I didn’t know much about poetry or lyric writing but through reading the lyrics each month in Record Song book and hearing the songs on the radio, I internalised the basic structures. Boarding school life was quite regimented and tough and there was quite a bit of emotion floating around, being away from home and dealing with all the flak and bullying. I was good at English and creative with it and I needed some form of self expression in which to channel that emotion and creativity.

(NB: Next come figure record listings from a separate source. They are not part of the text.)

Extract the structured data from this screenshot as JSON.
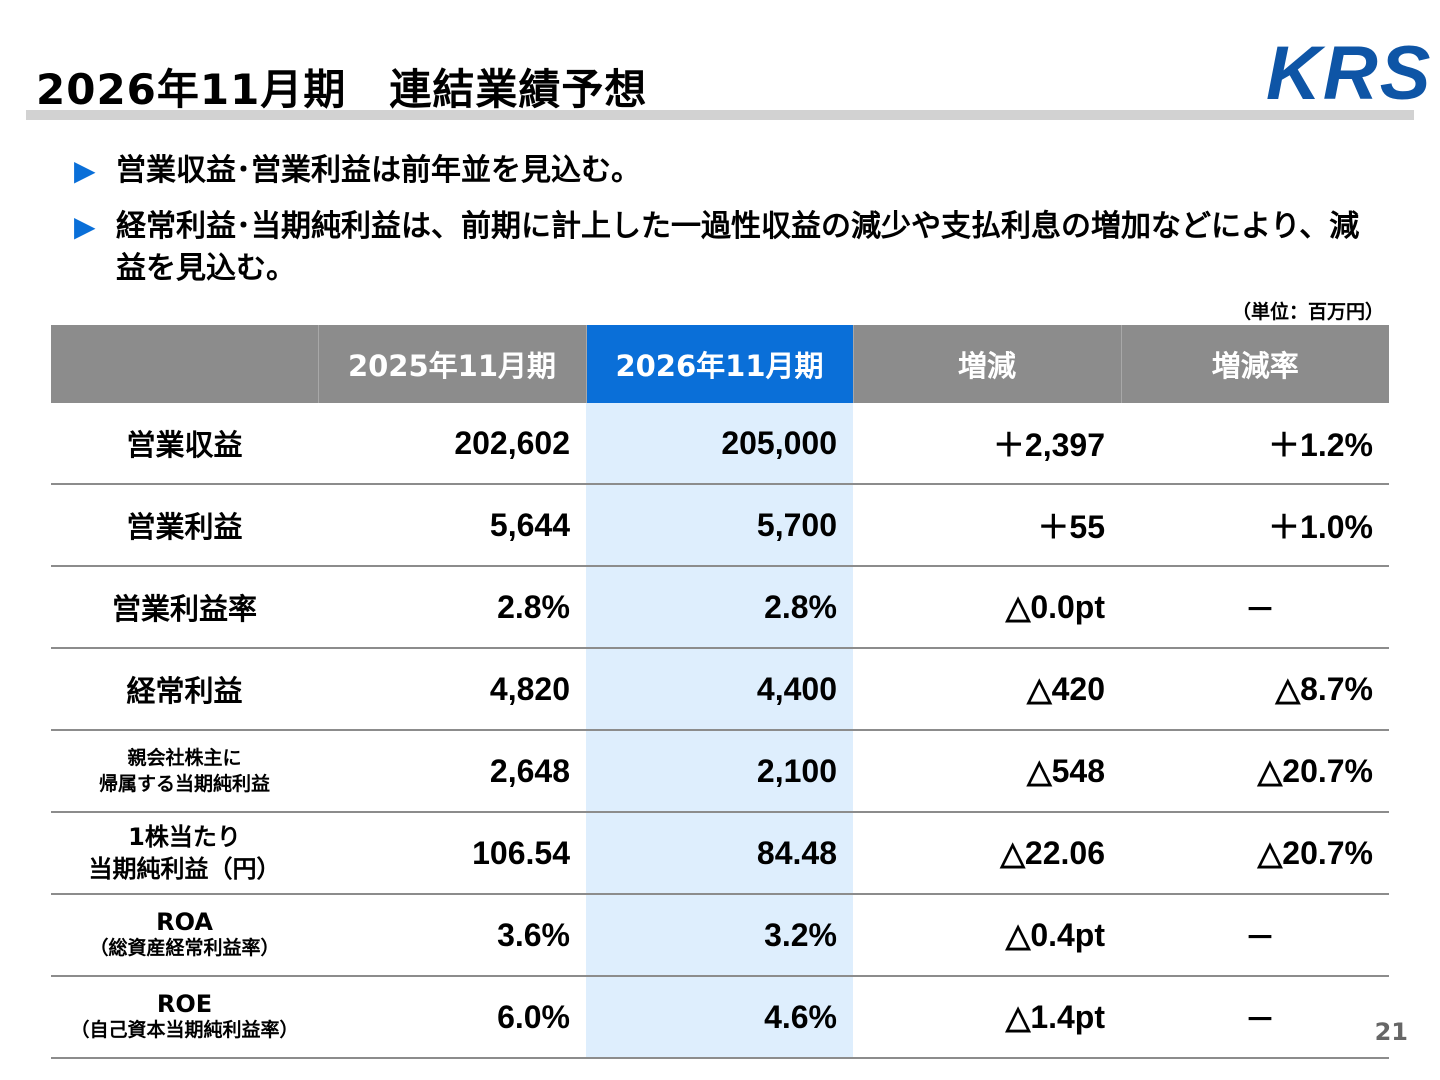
{
  "header": {
    "title": "2026年11月期　連結業績予想",
    "logo_text": "KRS"
  },
  "bullets": [
    "営業収益･営業利益は前年並を見込む。",
    "経常利益･当期純利益は、前期に計上した一過性収益の減少や支払利息の増加などにより、減益を見込む。"
  ],
  "bullet_icon": "triangle-right-icon",
  "unit": "（単位：百万円）",
  "table": {
    "headers": [
      "",
      "2025年11月期",
      "2026年11月期",
      "増減",
      "増減率"
    ],
    "rows": [
      {
        "label": "営業収益",
        "prev": "202,602",
        "curr": "205,000",
        "diff": "＋2,397",
        "rate": "＋1.2%"
      },
      {
        "label": "営業利益",
        "prev": "5,644",
        "curr": "5,700",
        "diff": "＋55",
        "rate": "＋1.0%"
      },
      {
        "label": "営業利益率",
        "prev": "2.8%",
        "curr": "2.8%",
        "diff": "△0.0pt",
        "rate": "－"
      },
      {
        "label": "経常利益",
        "prev": "4,820",
        "curr": "4,400",
        "diff": "△420",
        "rate": "△8.7%"
      },
      {
        "label": "親会社株主に",
        "label2": "帰属する当期純利益",
        "prev": "2,648",
        "curr": "2,100",
        "diff": "△548",
        "rate": "△20.7%"
      },
      {
        "label": "1株当たり",
        "label2": "当期純利益（円）",
        "prev": "106.54",
        "curr": "84.48",
        "diff": "△22.06",
        "rate": "△20.7%"
      },
      {
        "label": "ROA",
        "label2": "（総資産経常利益率）",
        "prev": "3.6%",
        "curr": "3.2%",
        "diff": "△0.4pt",
        "rate": "－"
      },
      {
        "label": "ROE",
        "label2": "（自己資本当期純利益率）",
        "prev": "6.0%",
        "curr": "4.6%",
        "diff": "△1.4pt",
        "rate": "－"
      }
    ]
  },
  "colors": {
    "accent": "#0a6fd8",
    "header_gray": "#8c8c8c",
    "highlight_column": "#deeefd",
    "logo": "#0e55a6"
  },
  "page_number": "21"
}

One Saturday afternoon,sitting in the study reading various editions of Record Songbook, I noted two song lyrics for contrast.The first was by the Troggs – With a Girl Like You  and the second was The Dangling Conversation by Simon and Garfunkle. The Paul Simon lyric stood out a mile with it’s magnificent imagery. I didn’t pretend to understand it back then but later bought all the Paul Simon songbooks and albums to see what I could learn from them.Meanwhile I just wanted to see if i could write a lyric, something much less ambitious. The Walker Brothers latest single was playing on the radio in the next Baby You Don’t Have to Tell me and so the experimental lyric became Baby I Can Tell. A first effort and i think I nicked the line ‘Superficial sighs’ from Dangling Conversation. It was just an experiment to see if I could write one at all.

I probably wrote and 9 or 10 in the 9 months left at school.

Note – To be completed,work in progress.